You see, when one thinks of man as competition and not as a sexual partner, when one has never felt drawn to a man and knows that she will never, never allow a man to get into her bed, she never, never considers the possibility of pregnancy. It doesn't happen to a girl like Stanley. She'd never given one minute's thought to a worry which is common to all girls who commit adultery.
Now, suddenly, there was a very real chance that she, who had never been tempted by man, could become pregnant from an experience which already held enough horror to make her cringe.
Stanley lay on a hard motel bed and stared wide-eyed at the ceiling and wished that Carl Peurter were dead. She wished that all men were dead. She hated them all. They were filthy, degraded beasts.
If one of them ever even so much as touched her again . . .
Well, what could she do? Unfortunately, she was weaker than men. She'd been helpless before the beast, Carl. She would be helpless aain if . . .
It was more terrifying then than it had been before. Any man who was bigger and stronger could do it to her all over again.
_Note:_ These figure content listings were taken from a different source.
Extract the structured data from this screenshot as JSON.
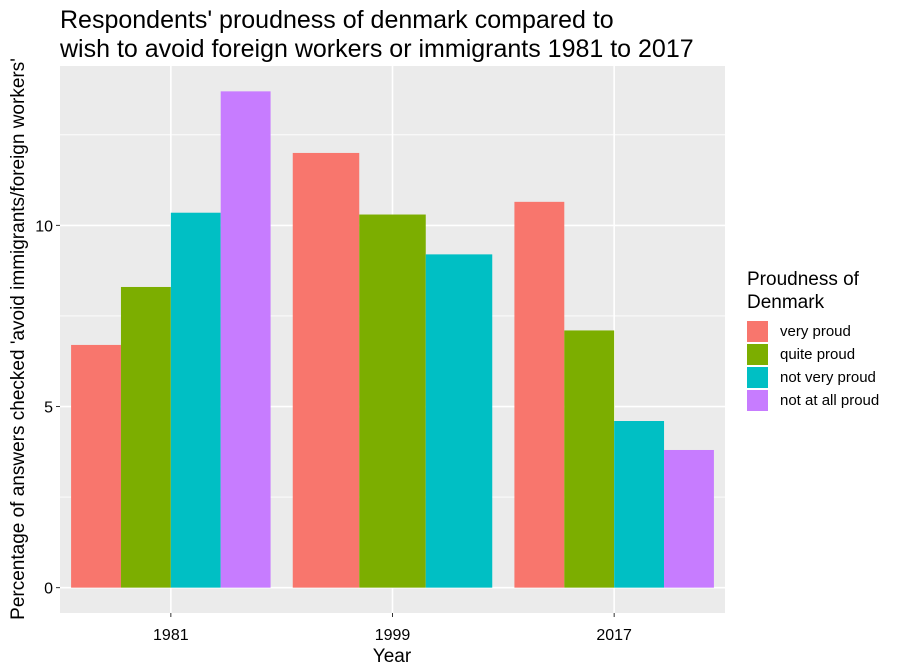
{
  "chart_data": {
    "type": "bar",
    "title_lines": [
      "Respondents' proudness of denmark compared to",
      "wish to avoid foreign workers or immigrants 1981 to 2017"
    ],
    "xlabel": "Year",
    "ylabel": "Percentage of answers checked 'avoid immigrants/foreign workers'",
    "categories": [
      "1981",
      "1999",
      "2017"
    ],
    "y_ticks": [
      0,
      5,
      10
    ],
    "ylim": [
      -0.7,
      14.4
    ],
    "grid": true,
    "legend": {
      "title_lines": [
        "Proudness of",
        "Denmark"
      ],
      "placement": "right"
    },
    "series": [
      {
        "name": "very proud",
        "color": "#F8766D",
        "values": [
          6.7,
          12.0,
          10.65
        ]
      },
      {
        "name": "quite proud",
        "color": "#7CAE00",
        "values": [
          8.3,
          10.3,
          7.1
        ]
      },
      {
        "name": "not very proud",
        "color": "#00BFC4",
        "values": [
          10.35,
          9.2,
          4.6
        ]
      },
      {
        "name": "not at all proud",
        "color": "#C77CFF",
        "values": [
          13.7,
          null,
          3.8
        ]
      }
    ]
  }
}
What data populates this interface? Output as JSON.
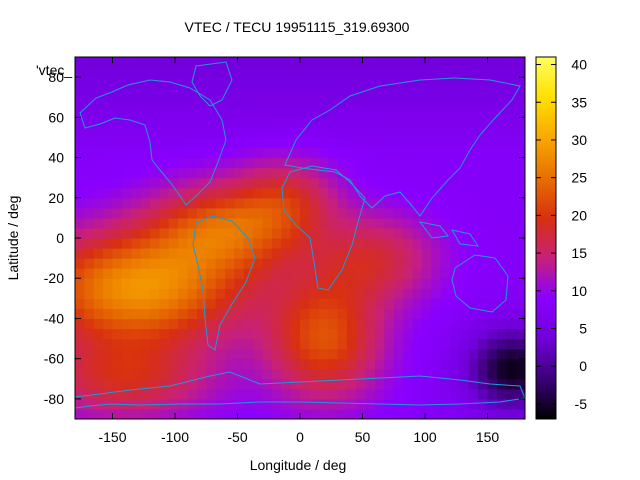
{
  "chart_data": {
    "type": "heatmap",
    "title": "VTEC / TECU 19951115_319.69300",
    "xlabel": "Longitude / deg",
    "ylabel": "Latitude / deg",
    "key_label": "'vtec_",
    "xlim": [
      -180,
      180
    ],
    "ylim": [
      -90,
      90
    ],
    "x_ticks": [
      -150,
      -100,
      -50,
      0,
      50,
      100,
      150
    ],
    "y_ticks": [
      -80,
      -60,
      -40,
      -20,
      0,
      20,
      40,
      60,
      80
    ],
    "colorbar": {
      "range": [
        -7,
        41
      ],
      "ticks": [
        -5,
        0,
        5,
        10,
        15,
        20,
        25,
        30,
        35,
        40
      ],
      "palette": [
        "#000000",
        "#3c0078",
        "#7000d8",
        "#8a00ff",
        "#c8207a",
        "#d83010",
        "#e87000",
        "#f8a800",
        "#ffe000",
        "#ffff60"
      ]
    },
    "grid": {
      "lon_step": 7.5,
      "lat_step": 5
    },
    "field_model": {
      "background": 8,
      "blobs": [
        {
          "lon": -130,
          "lat": -25,
          "amp": 20,
          "sx": 85,
          "sy": 28
        },
        {
          "lon": -60,
          "lat": 5,
          "amp": 14,
          "sx": 60,
          "sy": 22
        },
        {
          "lon": 20,
          "lat": -50,
          "amp": 14,
          "sx": 45,
          "sy": 30
        },
        {
          "lon": -10,
          "lat": 20,
          "amp": 8,
          "sx": 40,
          "sy": 20
        },
        {
          "lon": 60,
          "lat": -10,
          "amp": 9,
          "sx": 50,
          "sy": 22
        },
        {
          "lon": -140,
          "lat": -70,
          "amp": 10,
          "sx": 70,
          "sy": 20
        }
      ],
      "sink": {
        "lon": 170,
        "lat": -65,
        "amp": 14,
        "sx": 35,
        "sy": 20
      }
    },
    "coastline_color": "#1e9ad8"
  }
}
She could not stop them. She could scratch and kick and leave her feeble marks on him, but if he were serious enough he could rape her. She leaped from the bed and paced the floor, considering means of countering this horrible threat.
It was nearly noon when fear and desperation drove Stanley out into the streets in her passionate pink mustang to look for a place to buy a gun. She went into a hardware store and approached the counter where a strong man with bull-dog features asked her if he could help. She almost fled. She told him she wanted a gun. He was very helpful. But she had to have a permit to carry a pistol. It was all very frustrating. She was at the mercy of men. They could do to her anything they pleased and she couldn't even carry a gun as protection lest they say she was being lawless.
As empty handed as when she entered, she left the store and drove until, with sudden inspiration, she sought that part of town where the pawn shops were. She found an impressive display of guns in the first one she entered and, to her disgust, was given the same sort of pitch by the little old man behind the counter. Of course, he would sell her a gun. But she'd have to ask the police for a permit.
On the counter near the pistols were several wicked looking daggers. With anger and frustration making her eyes flash, she picked one up. "I'll take this," she said.
"Lady, are you sure you want that?"
"How much?"
He told her. It fit nicely into the new purse she carried. It gave her a secure feeling. Now she had claws more effective than her fingernails. Let one of the animals try to harm her now.